From principal Kevin Dennehy on down, teachers and administrators support and encourage the group. So do their parents, some of whom accompanied the musicians to New York.

With such support, they were on stage within months. Their ukes have taken them far. As well as the NY Uke Fest, the George Fox Middle School Ukulele Ensemble performs locally. The two-year-old ensemble has toured the Naval Academy Museum and written a song about the ship models there. They sailed on a skipjack. They are planning a tour of the Thomas Point Lighthouse.

These student-musicians have a range of opinions about what they like best about the band. “I like that we get to make our own ukuleles,” said sixth-grader Orion Parmer. “My favorite part is performing,” said musician Robert Smith. “We get to travel a lot and visit new, exciting places,” said road warrior Bryan Fountain, a seventh grader.

These virtuosos also write their own music.

The lyrics of one song they wrote — Tan Sandy Shore (of the Severn) — sing of the time they planted native underwater plants in the Severn River. Two lines read, “The sound of the children, diving to plant their grass, the sound of children laughing, not sitting back in class.”

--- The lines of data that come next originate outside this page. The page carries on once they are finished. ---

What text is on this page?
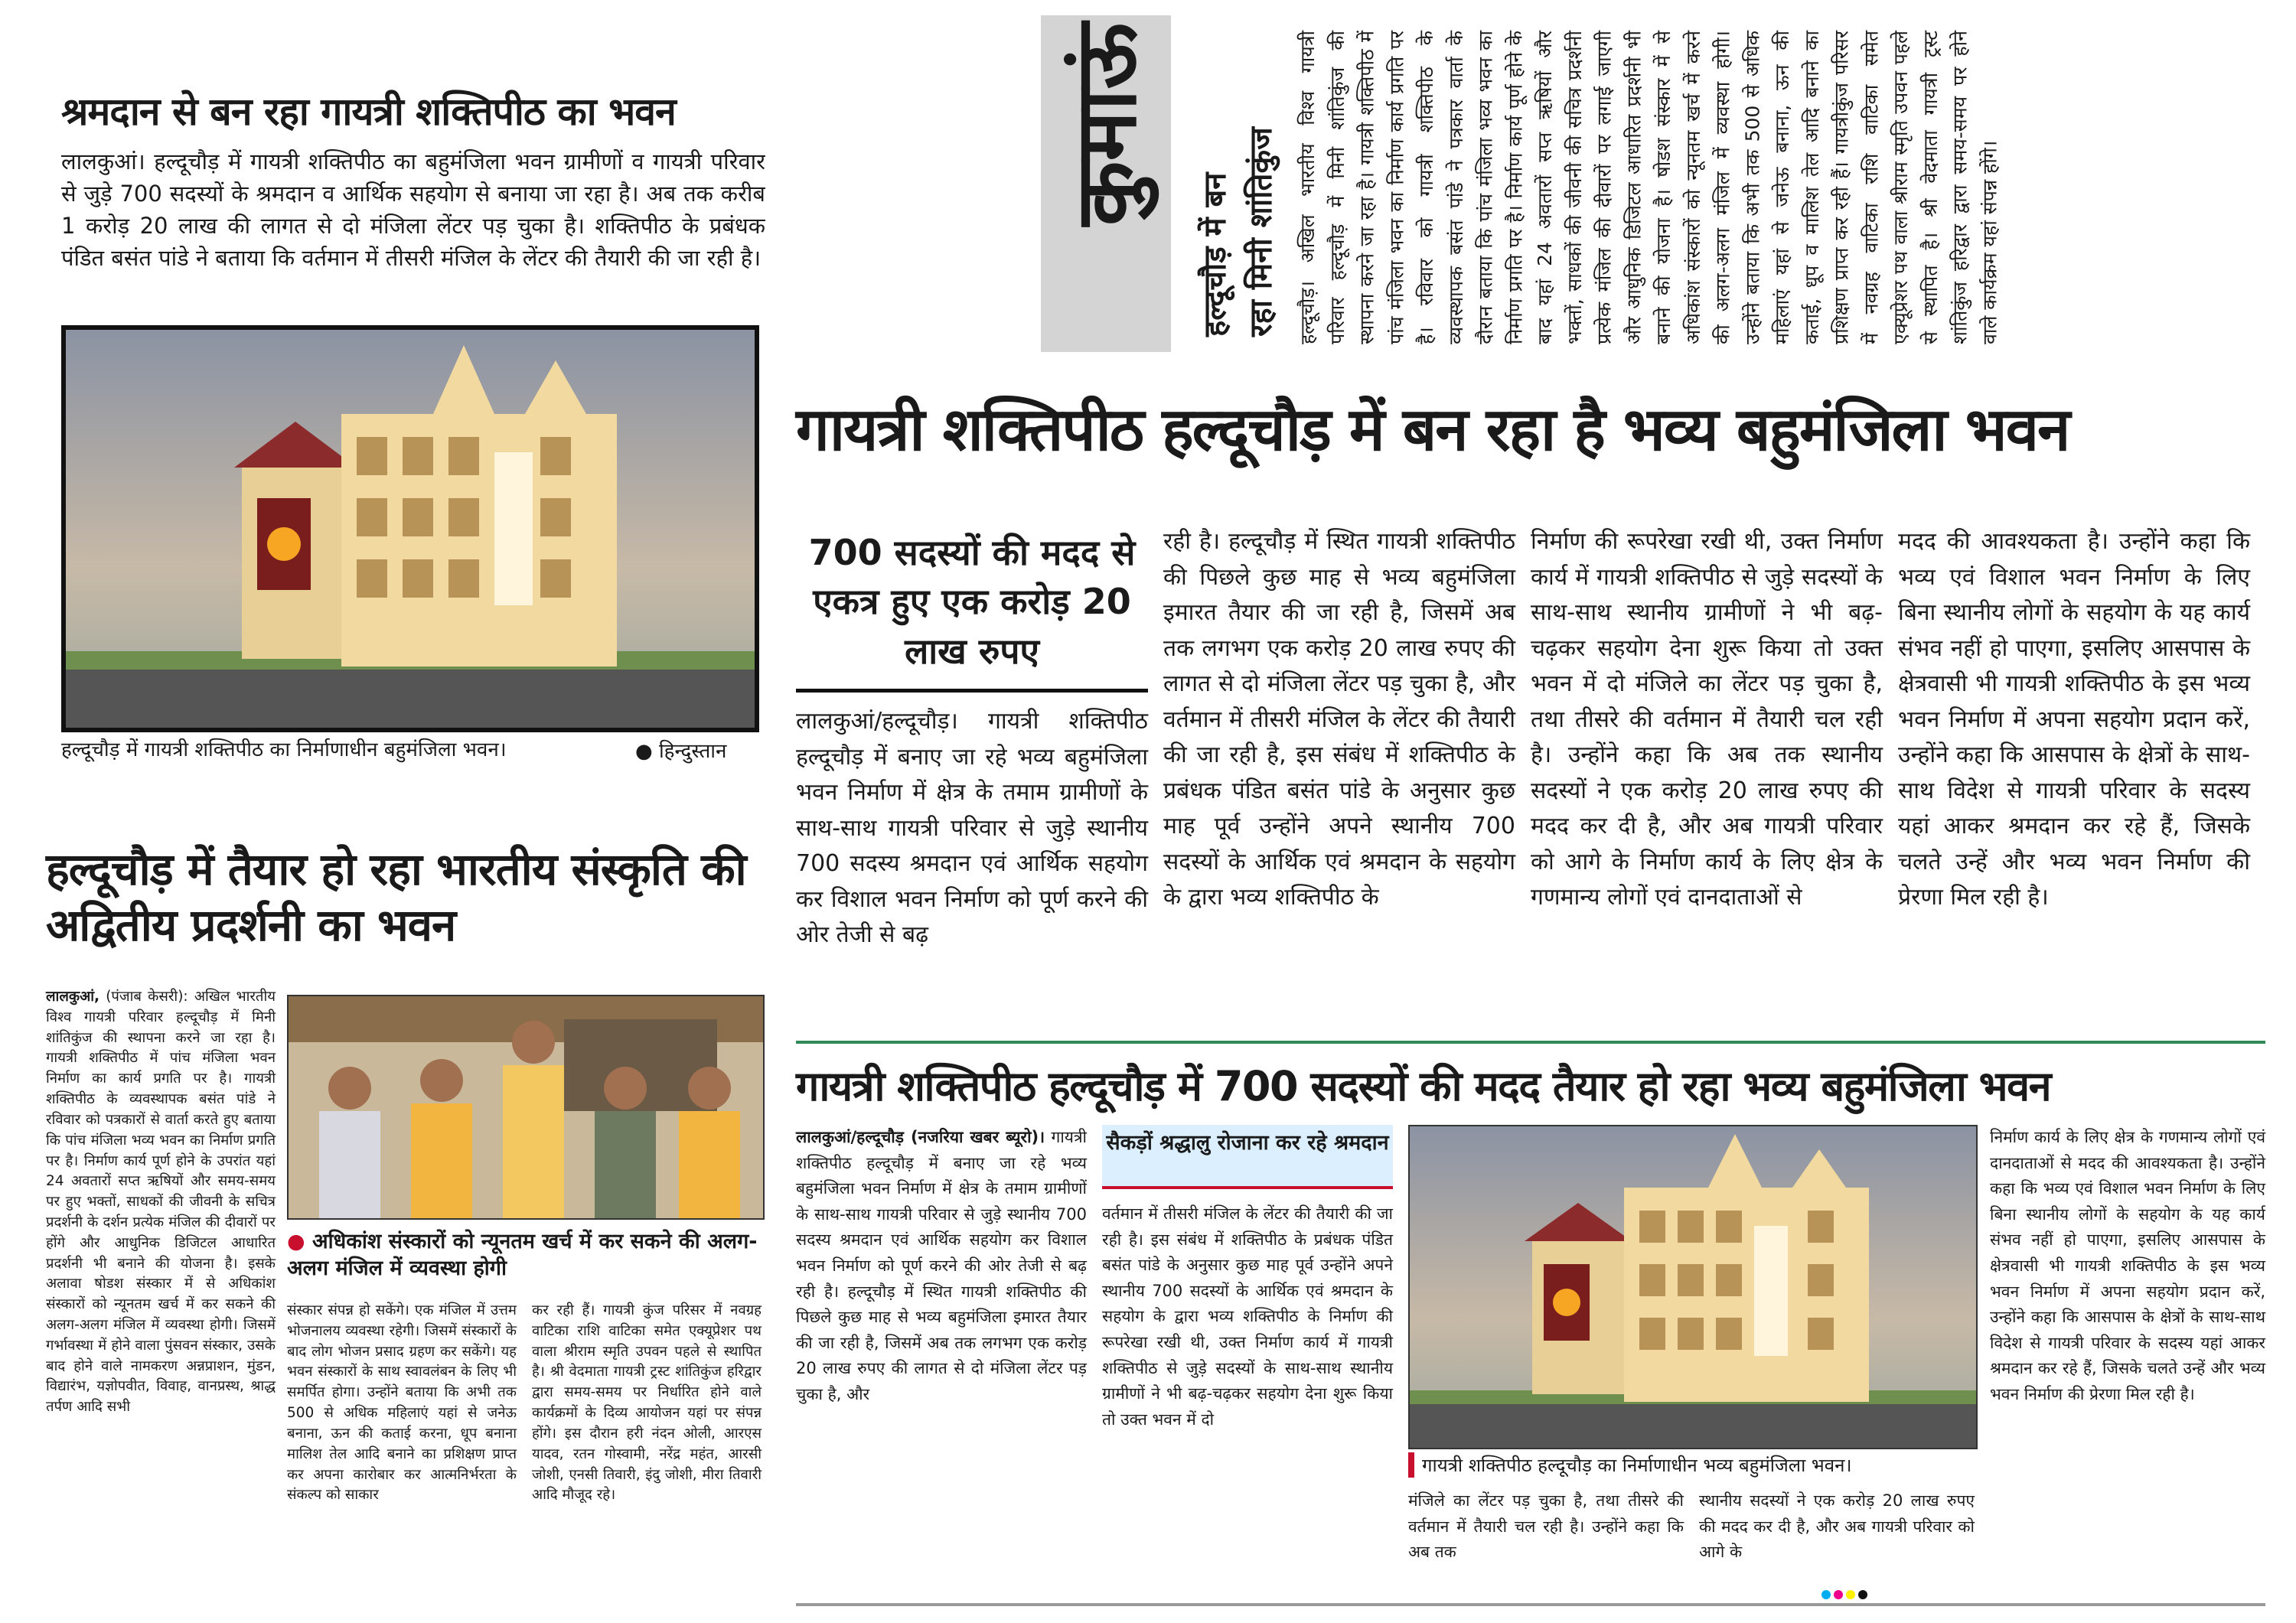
श्रमदान से बन रहा गायत्री शक्तिपीठ का भवन
लालकुआं। हल्दूचौड़ में गायत्री शक्तिपीठ का बहुमंजिला भवन ग्रामीणों व गायत्री परिवार से जुड़े 700 सदस्यों के श्रमदान व आर्थिक सहयोग से बनाया जा रहा है। अब तक करीब 1 करोड़ 20 लाख की लागत से दो मंजिला लेंटर पड़ चुका है। शक्तिपीठ के प्रबंधक पंडित बसंत पांडे ने बताया कि वर्तमान में तीसरी मंजिल के लेंटर की तैयारी की जा रही है।
हल्दूचौड़ में गायत्री शक्तिपीठ का निर्माणाधीन बहुमंजिला भवन।	● हिन्दुस्तान
कुमाऊं
हल्दूचौड़ में बन रहा मिनी शांतिकुंज हल्दूचौड़। अखिल भारतीय विश्व गायत्री परिवार हल्दूचौड़ में मिनी शांतिकुंज की स्थापना करने जा रहा है। गायत्री शक्तिपीठ में पांच मंजिला भवन का निर्माण कार्य प्रगति पर है। रविवार को गायत्री शक्तिपीठ के व्यवस्थापक बसंत पांडे ने पत्रकार वार्ता के दौरान बताया कि पांच मंजिला भव्य भवन का निर्माण प्रगति पर है। निर्माण कार्य पूर्ण होने के बाद यहां 24 अवतारों सप्त ऋषियों और भक्तों, साधकों की जीवनी की सचित्र प्रदर्शनी प्रत्येक मंजिल की दीवारों पर लगाई जाएगी और आधुनिक डिजिटल आधारित प्रदर्शनी भी बनाने की योजना है। षोडश संस्कार में से अधिकांश संस्कारों को न्यूनतम खर्च में करने की अलग-अलग मंजिल में व्यवस्था होगी। उन्होंने बताया कि अभी तक 500 से अधिक महिलाएं यहां से जनेऊ बनाना, ऊन की कताई, धूप व मालिश तेल आदि बनाने का प्रशिक्षण प्राप्त कर रही हैं। गायत्रीकुंज परिसर में नवग्रह वाटिका राशि वाटिका समेत एक्यूप्रेशर पथ वाला श्रीराम स्मृति उपवन पहले से स्थापित है। श्री वेदमाता गायत्री ट्रस्ट शांतिकुंज हरिद्वार द्वारा समय-समय पर होने वाले कार्यक्रम यहां संपन्न होंगे।
गायत्री शक्तिपीठ हल्दूचौड़ में बन रहा है भव्य बहुमंजिला भवन
700 सदस्यों की मदद से एकत्र हुए एक करोड़ 20 लाख रुपए
लालकुआं/हल्दूचौड़। गायत्री शक्तिपीठ हल्दूचौड़ में बनाए जा रहे भव्य बहुमंजिला भवन निर्माण में क्षेत्र के तमाम ग्रामीणों के साथ-साथ गायत्री परिवार से जुड़े स्थानीय 700 सदस्य श्रमदान एवं आर्थिक सहयोग कर विशाल भवन निर्माण को पूर्ण करने की ओर तेजी से बढ़
रही है। हल्दूचौड़ में स्थित गायत्री शक्तिपीठ की पिछले कुछ माह से भव्य बहुमंजिला इमारत तैयार की जा रही है, जिसमें अब तक लगभग एक करोड़ 20 लाख रुपए की लागत से दो मंजिला लेंटर पड़ चुका है, और वर्तमान में तीसरी मंजिल के लेंटर की तैयारी की जा रही है, इस संबंध में शक्तिपीठ के प्रबंधक पंडित बसंत पांडे के अनुसार कुछ माह पूर्व उन्होंने अपने स्थानीय 700 सदस्यों के आर्थिक एवं श्रमदान के सहयोग के द्वारा भव्य शक्तिपीठ के
निर्माण की रूपरेखा रखी थी, उक्त निर्माण कार्य में गायत्री शक्तिपीठ से जुड़े सदस्यों के साथ-साथ स्थानीय ग्रामीणों ने भी बढ़-चढ़कर सहयोग देना शुरू किया तो उक्त भवन में दो मंजिले का लेंटर पड़ चुका है, तथा तीसरे की वर्तमान में तैयारी चल रही है। उन्होंने कहा कि अब तक स्थानीय सदस्यों ने एक करोड़ 20 लाख रुपए की मदद कर दी है, और अब गायत्री परिवार को आगे के निर्माण कार्य के लिए क्षेत्र के गणमान्य लोगों एवं दानदाताओं से
मदद की आवश्यकता है। उन्होंने कहा कि भव्य एवं विशाल भवन निर्माण के लिए बिना स्थानीय लोगों के सहयोग के यह कार्य संभव नहीं हो पाएगा, इसलिए आसपास के क्षेत्रवासी भी गायत्री शक्तिपीठ के इस भव्य भवन निर्माण में अपना सहयोग प्रदान करें, उन्होंने कहा कि आसपास के क्षेत्रों के साथ-साथ विदेश से गायत्री परिवार के सदस्य यहां आकर श्रमदान कर रहे हैं, जिसके चलते उन्हें और भव्य भवन निर्माण की प्रेरणा मिल रही है।
हल्दूचौड़ में तैयार हो रहा भारतीय संस्कृति की अद्वितीय प्रदर्शनी का भवन
लालकुआं, (पंजाब केसरी): अखिल भारतीय विश्व गायत्री परिवार हल्दूचौड़ में मिनी शांतिकुंज की स्थापना करने जा रहा है। गायत्री शक्तिपीठ में पांच मंजिला भवन निर्माण का कार्य प्रगति पर है। गायत्री शक्तिपीठ के व्यवस्थापक बसंत पांडे ने रविवार को पत्रकारों से वार्ता करते हुए बताया कि पांच मंजिला भव्य भवन का निर्माण प्रगति पर है। निर्माण कार्य पूर्ण होने के उपरांत यहां 24 अवतारों सप्त ऋषियों और समय-समय पर हुए भक्तों, साधकों की जीवनी के सचित्र प्रदर्शनी के दर्शन प्रत्येक मंजिल की दीवारों पर होंगे और आधुनिक डिजिटल आधारित प्रदर्शनी भी बनाने की योजना है। इसके अलावा षोडश संस्कार में से अधिकांश संस्कारों को न्यूनतम खर्च में कर सकने की अलग-अलग मंजिल में व्यवस्था होगी। जिसमें गर्भावस्था में होने वाला पुंसवन संस्कार, उसके बाद होने वाले नामकरण अन्नप्राशन, मुंडन, विद्यारंभ, यज्ञोपवीत, विवाह, वानप्रस्थ, श्राद्ध तर्पण आदि सभी
● अधिकांश संस्कारों को न्यूनतम खर्च में कर सकने की अलग-अलग मंजिल में व्यवस्था होगी
संस्कार संपन्न हो सकेंगे। एक मंजिल में उत्तम भोजनालय व्यवस्था रहेगी। जिसमें संस्कारों के बाद लोग भोजन प्रसाद ग्रहण कर सकेंगे। यह भवन संस्कारों के साथ स्वावलंबन के लिए भी समर्पित होगा। उन्होंने बताया कि अभी तक 500 से अधिक महिलाएं यहां से जनेऊ बनाना, ऊन की कताई करना, धूप बनाना मालिश तेल आदि बनाने का प्रशिक्षण प्राप्त कर अपना कारोबार कर आत्मनिर्भरता के संकल्प को साकार
कर रही हैं। गायत्री कुंज परिसर में नवग्रह वाटिका राशि वाटिका समेत एक्यूप्रेशर पथ वाला श्रीराम स्मृति उपवन पहले से स्थापित है। श्री वेदमाता गायत्री ट्रस्ट शांतिकुंज हरिद्वार द्वारा समय-समय पर निर्धारित होने वाले कार्यक्रमों के दिव्य आयोजन यहां पर संपन्न होंगे। इस दौरान हरी नंदन ओली, आरएस यादव, रतन गोस्वामी, नरेंद्र महंत, आरसी जोशी, एनसी तिवारी, इंदु जोशी, मीरा तिवारी आदि मौजूद रहे।
गायत्री शक्तिपीठ हल्दूचौड़ में 700 सदस्यों की मदद तैयार हो रहा भव्य बहुमंजिला भवन
लालकुआं/हल्दूचौड़ (नजरिया खबर ब्यूरो)। गायत्री शक्तिपीठ हल्दूचौड़ में बनाए जा रहे भव्य बहुमंजिला भवन निर्माण में क्षेत्र के तमाम ग्रामीणों के साथ-साथ गायत्री परिवार से जुड़े स्थानीय 700 सदस्य श्रमदान एवं आर्थिक सहयोग कर विशाल भवन निर्माण को पूर्ण करने की ओर तेजी से बढ़ रही है। हल्दूचौड़ में स्थित गायत्री शक्तिपीठ की पिछले कुछ माह से भव्य बहुमंजिला इमारत तैयार की जा रही है, जिसमें अब तक लगभग एक करोड़ 20 लाख रुपए की लागत से दो मंजिला लेंटर पड़ चुका है, और
सैकड़ों श्रद्धालु रोजाना कर रहे श्रमदान
वर्तमान में तीसरी मंजिल के लेंटर की तैयारी की जा रही है। इस संबंध में शक्तिपीठ के प्रबंधक पंडित बसंत पांडे के अनुसार कुछ माह पूर्व उन्होंने अपने स्थानीय 700 सदस्यों के आर्थिक एवं श्रमदान के सहयोग के द्वारा भव्य शक्तिपीठ के निर्माण की रूपरेखा रखी थी, उक्त निर्माण कार्य में गायत्री शक्तिपीठ से जुड़े सदस्यों के साथ-साथ स्थानीय ग्रामीणों ने भी बढ़-चढ़कर सहयोग देना शुरू किया तो उक्त भवन में दो
गायत्री शक्तिपीठ हल्दूचौड़ का निर्माणाधीन भव्य बहुमंजिला भवन।
मंजिले का लेंटर पड़ चुका है, तथा तीसरे की वर्तमान में तैयारी चल रही है। उन्होंने कहा कि अब तक
स्थानीय सदस्यों ने एक करोड़ 20 लाख रुपए की मदद कर दी है, और अब गायत्री परिवार को आगे के
निर्माण कार्य के लिए क्षेत्र के गणमान्य लोगों एवं दानदाताओं से मदद की आवश्यकता है। उन्होंने कहा कि भव्य एवं विशाल भवन निर्माण के लिए बिना स्थानीय लोगों के सहयोग के यह कार्य संभव नहीं हो पाएगा, इसलिए आसपास के क्षेत्रवासी भी गायत्री शक्तिपीठ के इस भव्य भवन निर्माण में अपना सहयोग प्रदान करें, उन्होंने कहा कि आसपास के क्षेत्रों के साथ-साथ विदेश से गायत्री परिवार के सदस्य यहां आकर श्रमदान कर रहे हैं, जिसके चलते उन्हें और भव्य भवन निर्माण की प्रेरणा मिल रही है।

The ukulele ensemble is fun, but it also extends the school’s science curriculum, helping students find another way of expressing their love of nature, the outdoors and the environment of Chesapeake Bay.

Interest, inspiration, a dream, work, love of nature, support and practice, practice, practice. That’s the formula for the success of the George Fox Middle School Ukulele Ensemble.

Hear them 11am Fri., May 5, at the Maryland Maritime Heritage Festival Erickson Stage at City Dock Annapolis.